Ways of Reading: Literature and literacy

deadline for submissions: 
February 28, 2023
full name / name of organization: 
English Academy of Southern Africa

EASA International Conference 2023

Ways of Reading: Literature and literacy (proposed theme)

7-8 December, 2023, University of the Free State (Bloemfontein)

 

To speak of literature and literacy in a single breath is perhaps to take for granted a linear relationship: any appreciation of the former requires proficiency in the latter. Of course, such proficiency is itself unstable and shifting, subject not only to different formative contexts and approaches but also to material and technological changes. Nor is literacy a value-neutral term: while it denotes at its most basic level the ability to read and write, a more nuanced understanding recognizes its capacity to confer value and shape aesthetic judgement.
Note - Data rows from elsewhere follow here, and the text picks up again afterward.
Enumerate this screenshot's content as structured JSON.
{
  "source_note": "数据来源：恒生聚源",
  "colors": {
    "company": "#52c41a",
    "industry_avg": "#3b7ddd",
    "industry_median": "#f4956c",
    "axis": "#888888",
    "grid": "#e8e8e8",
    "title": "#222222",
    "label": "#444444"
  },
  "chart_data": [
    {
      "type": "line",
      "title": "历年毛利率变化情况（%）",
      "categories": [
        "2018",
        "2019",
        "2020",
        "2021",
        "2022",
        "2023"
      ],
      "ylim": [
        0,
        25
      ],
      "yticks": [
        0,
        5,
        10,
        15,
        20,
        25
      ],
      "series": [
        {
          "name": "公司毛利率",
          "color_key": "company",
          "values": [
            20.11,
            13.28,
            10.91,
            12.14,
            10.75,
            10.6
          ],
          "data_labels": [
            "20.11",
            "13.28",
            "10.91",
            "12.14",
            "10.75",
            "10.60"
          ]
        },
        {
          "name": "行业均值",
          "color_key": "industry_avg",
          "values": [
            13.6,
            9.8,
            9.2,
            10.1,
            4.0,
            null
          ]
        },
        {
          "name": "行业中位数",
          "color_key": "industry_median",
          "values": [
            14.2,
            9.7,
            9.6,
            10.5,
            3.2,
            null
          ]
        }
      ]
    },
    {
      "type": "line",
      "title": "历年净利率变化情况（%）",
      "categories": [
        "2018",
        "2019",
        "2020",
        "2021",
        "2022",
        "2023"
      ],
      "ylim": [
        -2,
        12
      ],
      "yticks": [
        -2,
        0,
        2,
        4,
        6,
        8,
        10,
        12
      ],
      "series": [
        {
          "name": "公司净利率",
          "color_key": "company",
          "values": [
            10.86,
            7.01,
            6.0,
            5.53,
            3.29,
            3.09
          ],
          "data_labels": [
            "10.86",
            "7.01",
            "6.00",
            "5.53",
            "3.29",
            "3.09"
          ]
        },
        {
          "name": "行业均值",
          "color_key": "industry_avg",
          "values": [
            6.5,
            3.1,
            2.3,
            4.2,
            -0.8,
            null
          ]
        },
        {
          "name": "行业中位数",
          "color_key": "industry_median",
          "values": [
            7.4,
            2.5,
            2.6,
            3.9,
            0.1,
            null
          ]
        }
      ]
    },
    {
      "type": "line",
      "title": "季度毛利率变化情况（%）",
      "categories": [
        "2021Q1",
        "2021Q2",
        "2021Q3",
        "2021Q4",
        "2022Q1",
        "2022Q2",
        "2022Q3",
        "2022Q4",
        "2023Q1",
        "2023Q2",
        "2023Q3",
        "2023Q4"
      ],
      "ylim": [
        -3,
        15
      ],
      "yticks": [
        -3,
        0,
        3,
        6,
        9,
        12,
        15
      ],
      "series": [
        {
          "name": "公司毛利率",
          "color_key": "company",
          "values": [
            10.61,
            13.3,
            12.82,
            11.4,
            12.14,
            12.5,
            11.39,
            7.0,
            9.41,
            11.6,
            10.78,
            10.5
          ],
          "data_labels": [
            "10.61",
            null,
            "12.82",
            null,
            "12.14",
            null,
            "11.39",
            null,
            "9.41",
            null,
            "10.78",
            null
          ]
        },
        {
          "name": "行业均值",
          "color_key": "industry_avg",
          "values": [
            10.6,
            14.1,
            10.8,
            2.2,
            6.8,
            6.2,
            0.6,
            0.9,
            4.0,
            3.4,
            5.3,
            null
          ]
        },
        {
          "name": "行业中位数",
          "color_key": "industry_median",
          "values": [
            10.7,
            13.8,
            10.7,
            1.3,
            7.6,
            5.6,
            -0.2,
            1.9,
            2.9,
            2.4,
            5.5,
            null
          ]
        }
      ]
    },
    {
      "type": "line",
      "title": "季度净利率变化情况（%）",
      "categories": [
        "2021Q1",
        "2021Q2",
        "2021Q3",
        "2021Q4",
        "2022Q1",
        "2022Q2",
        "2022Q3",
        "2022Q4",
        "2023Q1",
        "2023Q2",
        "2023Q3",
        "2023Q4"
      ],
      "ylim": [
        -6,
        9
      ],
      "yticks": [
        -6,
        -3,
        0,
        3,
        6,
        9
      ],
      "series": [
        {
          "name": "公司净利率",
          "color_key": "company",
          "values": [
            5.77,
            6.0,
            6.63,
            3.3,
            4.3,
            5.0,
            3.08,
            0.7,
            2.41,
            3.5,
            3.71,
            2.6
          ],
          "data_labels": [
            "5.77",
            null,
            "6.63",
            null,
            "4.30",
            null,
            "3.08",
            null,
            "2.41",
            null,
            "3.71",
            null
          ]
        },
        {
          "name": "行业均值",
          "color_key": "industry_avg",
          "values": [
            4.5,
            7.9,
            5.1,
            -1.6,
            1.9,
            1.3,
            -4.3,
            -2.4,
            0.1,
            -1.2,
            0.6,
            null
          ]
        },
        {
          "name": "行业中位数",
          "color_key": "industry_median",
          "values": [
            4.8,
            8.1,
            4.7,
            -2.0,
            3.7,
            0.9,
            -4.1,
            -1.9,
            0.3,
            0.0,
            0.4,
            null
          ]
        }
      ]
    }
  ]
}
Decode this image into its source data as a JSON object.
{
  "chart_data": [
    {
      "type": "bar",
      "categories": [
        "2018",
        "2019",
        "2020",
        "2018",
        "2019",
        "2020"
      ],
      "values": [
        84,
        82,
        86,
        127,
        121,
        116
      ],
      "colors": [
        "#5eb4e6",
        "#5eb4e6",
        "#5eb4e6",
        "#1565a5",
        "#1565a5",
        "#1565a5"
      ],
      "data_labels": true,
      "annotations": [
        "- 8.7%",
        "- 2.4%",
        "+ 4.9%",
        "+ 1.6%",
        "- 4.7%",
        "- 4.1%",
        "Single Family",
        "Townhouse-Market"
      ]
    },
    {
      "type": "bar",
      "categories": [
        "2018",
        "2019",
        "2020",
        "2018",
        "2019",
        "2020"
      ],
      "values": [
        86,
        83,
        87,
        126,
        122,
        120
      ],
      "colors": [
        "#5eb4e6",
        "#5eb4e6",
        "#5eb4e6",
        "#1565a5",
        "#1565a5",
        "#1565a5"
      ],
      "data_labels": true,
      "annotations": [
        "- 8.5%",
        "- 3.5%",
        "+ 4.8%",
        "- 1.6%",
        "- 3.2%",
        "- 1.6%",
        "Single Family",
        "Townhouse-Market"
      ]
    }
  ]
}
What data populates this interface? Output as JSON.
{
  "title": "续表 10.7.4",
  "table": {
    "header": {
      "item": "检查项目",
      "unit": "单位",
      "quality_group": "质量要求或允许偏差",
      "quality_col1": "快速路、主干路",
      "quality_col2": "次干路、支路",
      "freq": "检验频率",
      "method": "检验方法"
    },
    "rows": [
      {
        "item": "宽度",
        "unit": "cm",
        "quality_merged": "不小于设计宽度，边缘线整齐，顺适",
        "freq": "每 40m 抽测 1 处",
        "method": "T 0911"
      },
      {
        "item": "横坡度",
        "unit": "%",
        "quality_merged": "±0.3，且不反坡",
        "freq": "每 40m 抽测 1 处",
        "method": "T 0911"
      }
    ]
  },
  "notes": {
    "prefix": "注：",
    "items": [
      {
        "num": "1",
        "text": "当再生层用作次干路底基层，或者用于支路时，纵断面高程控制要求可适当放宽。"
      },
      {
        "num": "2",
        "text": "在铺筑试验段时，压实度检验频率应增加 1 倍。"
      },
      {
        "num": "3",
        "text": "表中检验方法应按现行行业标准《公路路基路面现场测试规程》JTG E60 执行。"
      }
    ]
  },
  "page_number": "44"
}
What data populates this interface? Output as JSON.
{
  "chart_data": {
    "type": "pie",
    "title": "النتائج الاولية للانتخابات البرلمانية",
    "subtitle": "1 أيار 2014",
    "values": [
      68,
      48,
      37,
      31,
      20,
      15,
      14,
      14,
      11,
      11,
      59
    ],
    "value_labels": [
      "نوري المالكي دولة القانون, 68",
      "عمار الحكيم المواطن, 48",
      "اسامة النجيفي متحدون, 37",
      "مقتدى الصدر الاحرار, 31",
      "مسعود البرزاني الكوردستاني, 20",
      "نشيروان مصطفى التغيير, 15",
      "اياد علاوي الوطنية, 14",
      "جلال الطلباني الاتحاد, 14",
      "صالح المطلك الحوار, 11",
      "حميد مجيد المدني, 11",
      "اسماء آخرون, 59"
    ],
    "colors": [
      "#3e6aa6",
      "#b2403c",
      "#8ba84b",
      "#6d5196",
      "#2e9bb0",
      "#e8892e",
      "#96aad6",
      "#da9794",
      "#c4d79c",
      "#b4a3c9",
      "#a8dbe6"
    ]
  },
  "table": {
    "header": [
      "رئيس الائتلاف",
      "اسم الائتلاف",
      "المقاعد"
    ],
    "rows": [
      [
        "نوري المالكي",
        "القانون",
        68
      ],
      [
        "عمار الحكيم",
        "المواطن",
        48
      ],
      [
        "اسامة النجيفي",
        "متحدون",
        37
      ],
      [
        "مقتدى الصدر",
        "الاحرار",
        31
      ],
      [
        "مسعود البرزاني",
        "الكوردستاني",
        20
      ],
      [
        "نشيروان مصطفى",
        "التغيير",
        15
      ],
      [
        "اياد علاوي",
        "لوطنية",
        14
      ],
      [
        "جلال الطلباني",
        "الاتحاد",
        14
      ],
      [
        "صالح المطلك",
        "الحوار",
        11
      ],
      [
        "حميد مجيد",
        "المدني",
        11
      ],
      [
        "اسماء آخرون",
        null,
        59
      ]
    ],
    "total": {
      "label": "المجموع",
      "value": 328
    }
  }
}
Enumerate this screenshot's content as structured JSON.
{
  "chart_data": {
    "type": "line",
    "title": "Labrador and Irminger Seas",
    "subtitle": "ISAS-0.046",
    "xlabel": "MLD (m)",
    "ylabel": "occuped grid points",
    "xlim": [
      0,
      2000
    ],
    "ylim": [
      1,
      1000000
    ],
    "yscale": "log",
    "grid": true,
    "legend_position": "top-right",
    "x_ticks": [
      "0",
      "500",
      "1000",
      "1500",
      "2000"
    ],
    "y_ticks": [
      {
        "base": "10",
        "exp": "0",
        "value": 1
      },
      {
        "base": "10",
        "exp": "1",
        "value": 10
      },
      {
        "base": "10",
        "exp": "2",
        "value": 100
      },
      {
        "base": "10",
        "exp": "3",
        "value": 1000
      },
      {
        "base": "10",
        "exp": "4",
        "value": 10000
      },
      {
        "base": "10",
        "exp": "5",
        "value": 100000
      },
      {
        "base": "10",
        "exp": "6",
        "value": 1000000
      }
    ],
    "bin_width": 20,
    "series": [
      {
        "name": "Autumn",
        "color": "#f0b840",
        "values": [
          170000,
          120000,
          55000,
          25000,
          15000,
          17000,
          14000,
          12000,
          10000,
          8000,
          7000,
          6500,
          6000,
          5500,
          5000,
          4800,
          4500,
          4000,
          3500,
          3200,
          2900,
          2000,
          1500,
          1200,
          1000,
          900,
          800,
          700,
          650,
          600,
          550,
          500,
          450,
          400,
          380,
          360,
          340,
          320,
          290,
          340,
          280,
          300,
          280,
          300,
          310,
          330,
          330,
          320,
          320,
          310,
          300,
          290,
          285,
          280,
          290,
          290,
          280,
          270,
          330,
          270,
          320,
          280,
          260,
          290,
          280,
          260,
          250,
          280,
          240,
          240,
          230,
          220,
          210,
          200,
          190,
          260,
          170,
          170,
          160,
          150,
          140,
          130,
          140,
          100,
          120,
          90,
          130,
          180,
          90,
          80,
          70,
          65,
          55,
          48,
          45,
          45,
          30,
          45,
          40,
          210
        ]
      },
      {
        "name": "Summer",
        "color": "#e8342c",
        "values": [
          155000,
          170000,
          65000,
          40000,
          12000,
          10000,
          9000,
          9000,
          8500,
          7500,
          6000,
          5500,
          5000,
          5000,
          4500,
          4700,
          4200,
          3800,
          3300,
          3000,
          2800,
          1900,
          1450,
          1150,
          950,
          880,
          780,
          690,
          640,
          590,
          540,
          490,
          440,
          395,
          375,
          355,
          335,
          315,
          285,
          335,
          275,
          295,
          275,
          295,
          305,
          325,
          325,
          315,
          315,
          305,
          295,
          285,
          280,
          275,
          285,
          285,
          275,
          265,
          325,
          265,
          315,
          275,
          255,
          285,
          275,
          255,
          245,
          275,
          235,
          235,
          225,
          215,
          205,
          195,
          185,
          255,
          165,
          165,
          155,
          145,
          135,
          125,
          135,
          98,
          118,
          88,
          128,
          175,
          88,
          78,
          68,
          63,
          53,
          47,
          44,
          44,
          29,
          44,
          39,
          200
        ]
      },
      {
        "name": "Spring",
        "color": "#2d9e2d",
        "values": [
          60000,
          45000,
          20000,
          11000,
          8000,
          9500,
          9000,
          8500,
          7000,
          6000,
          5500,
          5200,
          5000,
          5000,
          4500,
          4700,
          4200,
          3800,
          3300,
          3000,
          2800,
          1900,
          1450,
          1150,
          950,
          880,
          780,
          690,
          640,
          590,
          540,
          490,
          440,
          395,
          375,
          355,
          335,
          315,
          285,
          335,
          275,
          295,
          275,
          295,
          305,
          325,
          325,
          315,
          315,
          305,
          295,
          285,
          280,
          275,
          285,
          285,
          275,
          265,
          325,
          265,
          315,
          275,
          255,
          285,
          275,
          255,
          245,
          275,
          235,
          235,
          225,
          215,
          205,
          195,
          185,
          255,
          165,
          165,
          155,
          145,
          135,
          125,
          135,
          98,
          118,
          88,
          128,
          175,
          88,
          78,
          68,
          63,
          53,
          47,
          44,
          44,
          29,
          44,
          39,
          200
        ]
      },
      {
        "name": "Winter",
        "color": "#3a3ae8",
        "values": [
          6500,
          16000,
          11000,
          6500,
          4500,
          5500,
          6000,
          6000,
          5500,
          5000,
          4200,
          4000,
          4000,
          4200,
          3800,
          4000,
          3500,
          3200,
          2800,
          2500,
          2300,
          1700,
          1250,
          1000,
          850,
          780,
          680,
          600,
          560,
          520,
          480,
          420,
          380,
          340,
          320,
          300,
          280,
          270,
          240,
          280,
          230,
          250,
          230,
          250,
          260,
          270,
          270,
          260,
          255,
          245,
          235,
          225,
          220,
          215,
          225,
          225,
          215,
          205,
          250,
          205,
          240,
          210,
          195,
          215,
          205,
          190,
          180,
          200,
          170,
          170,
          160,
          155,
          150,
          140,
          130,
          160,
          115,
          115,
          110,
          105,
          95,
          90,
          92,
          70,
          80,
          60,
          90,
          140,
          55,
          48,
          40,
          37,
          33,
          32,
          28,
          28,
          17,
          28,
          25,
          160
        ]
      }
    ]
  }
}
Already implicit in such an understanding is the mutually reinforcing relation between literature and literacy: the cognitive skillset which enables us to read is constantly being modified by what we read, and also by the material forms which our reading takes. On the one hand, the entanglement of literature and literacy is cultural issue: it asks, for instance, how particular writers, or movements, or literary-critical approaches shape our reading habits, our ways of seeing. On the other hand, the same entanglement draws out questions about social justice, access to education, and material affordances.

 

With the interconnectedness of literature and literacy in mind, the English Academy of Southern Africa invites papers on topics including (but not limited to):

−      Book cultures and the Global South;

−      Digital reading cultures: what’s lost, what’s gained?

−      Literacies shaped by different literatures /schools of criticism / institutional structures / book prizes;

−      The role of literature departments in addressing social justice issues;

−      The reading brain and body: embeddedness, embodiment, and cognition;

−      Literacy, oracy, and access;

−      The academic essay: legacies and trajectories;

−      Material literacy: notetaking, reading habits, technological tools, the future of the book as object;

−      Writers as readers;

−      Cultural literacy and decolonised canons;

−      Student literacy and university readiness;

−      Close reading and its afterlives;

−      Writers, indigenous narratives, and the handling of cultural heritage.